Zuko held his stare for a long moment, the memory of his own policy- "That's not acceptable."- hanging between them. He had demanded his men build legacies, create something lasting beyond the war. He had orchestrated the marriages on Kyoshi for this very purpose.
"Remember our talk on the ship, Sergeant," Zuko said, his voice low and deliberate. "I told you it was unacceptable for a man of your caliber to have no one to fight for, no one to leave his name to. I meant it." His eyes flicked to Mesa once more, a quick, assessing glance. "If she is strong enough, if she is loyal enough… then she is acceptable. But understand this," his voice hardened, "your duty is to the Fire Nation first. To me first. Your personal life cannot become a distraction that costs us this war. Get your head clear. I need the focused sergeant I rely on, not a lovesick recruit."

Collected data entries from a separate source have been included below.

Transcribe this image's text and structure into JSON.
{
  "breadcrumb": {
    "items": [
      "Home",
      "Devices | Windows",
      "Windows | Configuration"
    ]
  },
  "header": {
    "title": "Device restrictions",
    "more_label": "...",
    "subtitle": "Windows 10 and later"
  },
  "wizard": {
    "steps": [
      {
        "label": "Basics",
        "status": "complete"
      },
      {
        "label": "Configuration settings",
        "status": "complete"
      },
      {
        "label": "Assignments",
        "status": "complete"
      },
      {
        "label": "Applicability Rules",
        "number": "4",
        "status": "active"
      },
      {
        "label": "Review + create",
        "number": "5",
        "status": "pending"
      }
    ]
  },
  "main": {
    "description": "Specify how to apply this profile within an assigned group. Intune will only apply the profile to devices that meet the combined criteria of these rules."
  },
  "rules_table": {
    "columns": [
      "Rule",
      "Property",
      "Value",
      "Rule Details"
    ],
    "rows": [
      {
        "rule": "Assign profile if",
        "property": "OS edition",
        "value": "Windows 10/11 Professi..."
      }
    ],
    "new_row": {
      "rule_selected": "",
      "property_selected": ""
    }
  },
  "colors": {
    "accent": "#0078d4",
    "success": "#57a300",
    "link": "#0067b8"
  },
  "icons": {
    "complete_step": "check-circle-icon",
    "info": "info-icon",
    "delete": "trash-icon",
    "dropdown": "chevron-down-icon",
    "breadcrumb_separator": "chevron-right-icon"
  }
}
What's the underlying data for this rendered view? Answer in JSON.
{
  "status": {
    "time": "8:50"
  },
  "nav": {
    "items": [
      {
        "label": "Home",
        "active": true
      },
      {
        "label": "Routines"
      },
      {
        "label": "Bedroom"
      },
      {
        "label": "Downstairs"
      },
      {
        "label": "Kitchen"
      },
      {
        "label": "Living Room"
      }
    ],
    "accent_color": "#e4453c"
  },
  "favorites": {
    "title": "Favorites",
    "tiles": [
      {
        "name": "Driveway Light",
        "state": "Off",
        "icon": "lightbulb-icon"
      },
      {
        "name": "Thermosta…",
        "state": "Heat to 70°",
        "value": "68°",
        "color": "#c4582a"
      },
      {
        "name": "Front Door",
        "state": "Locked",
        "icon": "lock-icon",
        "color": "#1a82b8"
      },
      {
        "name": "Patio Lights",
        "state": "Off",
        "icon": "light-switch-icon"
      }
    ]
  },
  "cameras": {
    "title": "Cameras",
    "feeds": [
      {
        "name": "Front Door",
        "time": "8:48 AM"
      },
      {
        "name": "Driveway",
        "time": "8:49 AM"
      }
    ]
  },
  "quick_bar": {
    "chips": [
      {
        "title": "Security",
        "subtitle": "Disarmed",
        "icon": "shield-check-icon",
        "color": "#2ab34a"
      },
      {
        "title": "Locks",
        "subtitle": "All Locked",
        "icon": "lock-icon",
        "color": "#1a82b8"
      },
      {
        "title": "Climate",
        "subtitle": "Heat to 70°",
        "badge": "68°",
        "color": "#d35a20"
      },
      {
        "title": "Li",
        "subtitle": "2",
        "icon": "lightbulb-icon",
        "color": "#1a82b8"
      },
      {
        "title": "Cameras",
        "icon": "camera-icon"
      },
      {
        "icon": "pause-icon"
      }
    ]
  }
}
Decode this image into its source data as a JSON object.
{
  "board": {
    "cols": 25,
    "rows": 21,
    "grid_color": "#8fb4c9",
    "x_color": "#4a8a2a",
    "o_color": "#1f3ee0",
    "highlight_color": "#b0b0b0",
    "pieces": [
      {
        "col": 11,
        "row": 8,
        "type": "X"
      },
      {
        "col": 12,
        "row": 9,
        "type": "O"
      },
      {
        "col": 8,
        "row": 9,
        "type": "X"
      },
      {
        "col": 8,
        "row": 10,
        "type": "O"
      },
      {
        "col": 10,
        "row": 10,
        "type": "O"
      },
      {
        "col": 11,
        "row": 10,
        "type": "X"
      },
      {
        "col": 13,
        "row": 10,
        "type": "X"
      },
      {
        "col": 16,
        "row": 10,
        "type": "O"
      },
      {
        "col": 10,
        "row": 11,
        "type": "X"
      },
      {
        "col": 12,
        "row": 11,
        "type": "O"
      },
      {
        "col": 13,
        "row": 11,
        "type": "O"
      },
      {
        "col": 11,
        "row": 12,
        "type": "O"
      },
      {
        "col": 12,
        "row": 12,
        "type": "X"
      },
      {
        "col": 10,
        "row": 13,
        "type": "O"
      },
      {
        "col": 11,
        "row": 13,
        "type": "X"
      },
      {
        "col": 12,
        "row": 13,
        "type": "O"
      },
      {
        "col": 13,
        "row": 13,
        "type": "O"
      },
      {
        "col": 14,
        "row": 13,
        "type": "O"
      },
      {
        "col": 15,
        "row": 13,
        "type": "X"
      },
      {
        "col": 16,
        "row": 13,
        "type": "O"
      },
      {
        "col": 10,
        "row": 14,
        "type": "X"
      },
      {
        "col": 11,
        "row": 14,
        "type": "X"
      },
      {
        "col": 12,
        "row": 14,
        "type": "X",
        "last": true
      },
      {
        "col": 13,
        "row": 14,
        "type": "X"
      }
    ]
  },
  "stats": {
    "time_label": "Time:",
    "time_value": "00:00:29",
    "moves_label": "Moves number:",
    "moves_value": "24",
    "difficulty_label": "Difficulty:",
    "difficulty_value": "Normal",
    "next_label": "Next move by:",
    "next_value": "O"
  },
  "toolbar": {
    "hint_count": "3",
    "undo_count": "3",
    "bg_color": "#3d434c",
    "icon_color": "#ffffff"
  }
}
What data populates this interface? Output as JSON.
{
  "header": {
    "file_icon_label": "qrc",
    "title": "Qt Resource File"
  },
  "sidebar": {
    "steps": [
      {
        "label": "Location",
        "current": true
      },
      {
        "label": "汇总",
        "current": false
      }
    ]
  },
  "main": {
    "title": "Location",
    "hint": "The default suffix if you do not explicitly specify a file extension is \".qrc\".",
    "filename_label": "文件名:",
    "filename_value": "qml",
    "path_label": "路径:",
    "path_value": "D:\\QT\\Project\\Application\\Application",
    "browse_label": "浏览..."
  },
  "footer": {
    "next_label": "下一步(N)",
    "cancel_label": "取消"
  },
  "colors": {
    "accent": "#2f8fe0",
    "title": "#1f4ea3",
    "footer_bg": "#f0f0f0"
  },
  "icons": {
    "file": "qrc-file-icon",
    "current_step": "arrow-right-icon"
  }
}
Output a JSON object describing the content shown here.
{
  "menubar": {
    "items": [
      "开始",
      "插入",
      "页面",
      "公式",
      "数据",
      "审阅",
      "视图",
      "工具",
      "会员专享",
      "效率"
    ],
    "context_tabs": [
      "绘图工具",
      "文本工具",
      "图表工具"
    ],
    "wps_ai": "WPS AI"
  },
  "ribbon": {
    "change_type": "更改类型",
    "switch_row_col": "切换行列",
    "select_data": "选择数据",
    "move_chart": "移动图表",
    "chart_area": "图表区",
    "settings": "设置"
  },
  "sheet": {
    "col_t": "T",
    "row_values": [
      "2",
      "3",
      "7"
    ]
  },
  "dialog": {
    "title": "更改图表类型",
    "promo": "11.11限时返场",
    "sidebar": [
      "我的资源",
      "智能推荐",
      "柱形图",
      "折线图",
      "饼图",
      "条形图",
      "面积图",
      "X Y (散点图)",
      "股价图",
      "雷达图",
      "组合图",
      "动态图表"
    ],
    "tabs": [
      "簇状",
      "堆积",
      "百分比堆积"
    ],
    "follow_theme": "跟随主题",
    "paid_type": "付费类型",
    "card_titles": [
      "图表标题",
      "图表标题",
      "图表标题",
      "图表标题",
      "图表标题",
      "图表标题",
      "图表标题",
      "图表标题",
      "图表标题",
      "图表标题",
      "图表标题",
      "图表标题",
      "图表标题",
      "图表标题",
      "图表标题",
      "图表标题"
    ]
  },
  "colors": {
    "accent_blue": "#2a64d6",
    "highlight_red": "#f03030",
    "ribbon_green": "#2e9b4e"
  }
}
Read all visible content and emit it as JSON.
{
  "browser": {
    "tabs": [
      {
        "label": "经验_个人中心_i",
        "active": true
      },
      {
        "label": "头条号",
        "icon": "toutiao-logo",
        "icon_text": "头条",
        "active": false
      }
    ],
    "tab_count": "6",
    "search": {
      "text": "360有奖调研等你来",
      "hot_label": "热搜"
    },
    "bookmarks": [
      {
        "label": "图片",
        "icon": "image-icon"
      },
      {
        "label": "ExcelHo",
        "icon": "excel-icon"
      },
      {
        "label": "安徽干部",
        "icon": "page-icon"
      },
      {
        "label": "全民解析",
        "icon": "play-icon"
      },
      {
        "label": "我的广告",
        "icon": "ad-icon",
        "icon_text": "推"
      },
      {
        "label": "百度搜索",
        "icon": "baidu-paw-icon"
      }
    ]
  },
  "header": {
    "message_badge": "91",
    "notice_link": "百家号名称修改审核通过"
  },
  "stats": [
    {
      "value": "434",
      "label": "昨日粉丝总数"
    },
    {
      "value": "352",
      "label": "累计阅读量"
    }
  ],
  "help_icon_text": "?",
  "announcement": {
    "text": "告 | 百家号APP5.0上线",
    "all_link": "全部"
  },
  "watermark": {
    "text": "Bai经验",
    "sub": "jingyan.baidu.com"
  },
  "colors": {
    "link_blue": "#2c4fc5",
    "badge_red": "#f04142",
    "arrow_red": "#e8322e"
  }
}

It was both a blessing and a warning. He was giving his tacit approval, rooted in his cold, pragmatic philosophy of legacy, while simultaneously drawing a line in the ash.
Rin saluted sharply, the relief and tension warring on his face. "Understood, Your Highness. It won't happen again. You have my focus."
"Good," Zuko said, his gaze sweeping over the preparing camp. "Now, let's finish this. We march at first light. The North awaits." He turned, his mind already moving to maps and tides, leaving Rin with the profound and terrifying realization that his prince had just peered into his soul, judged his heart, and found it strategically useful.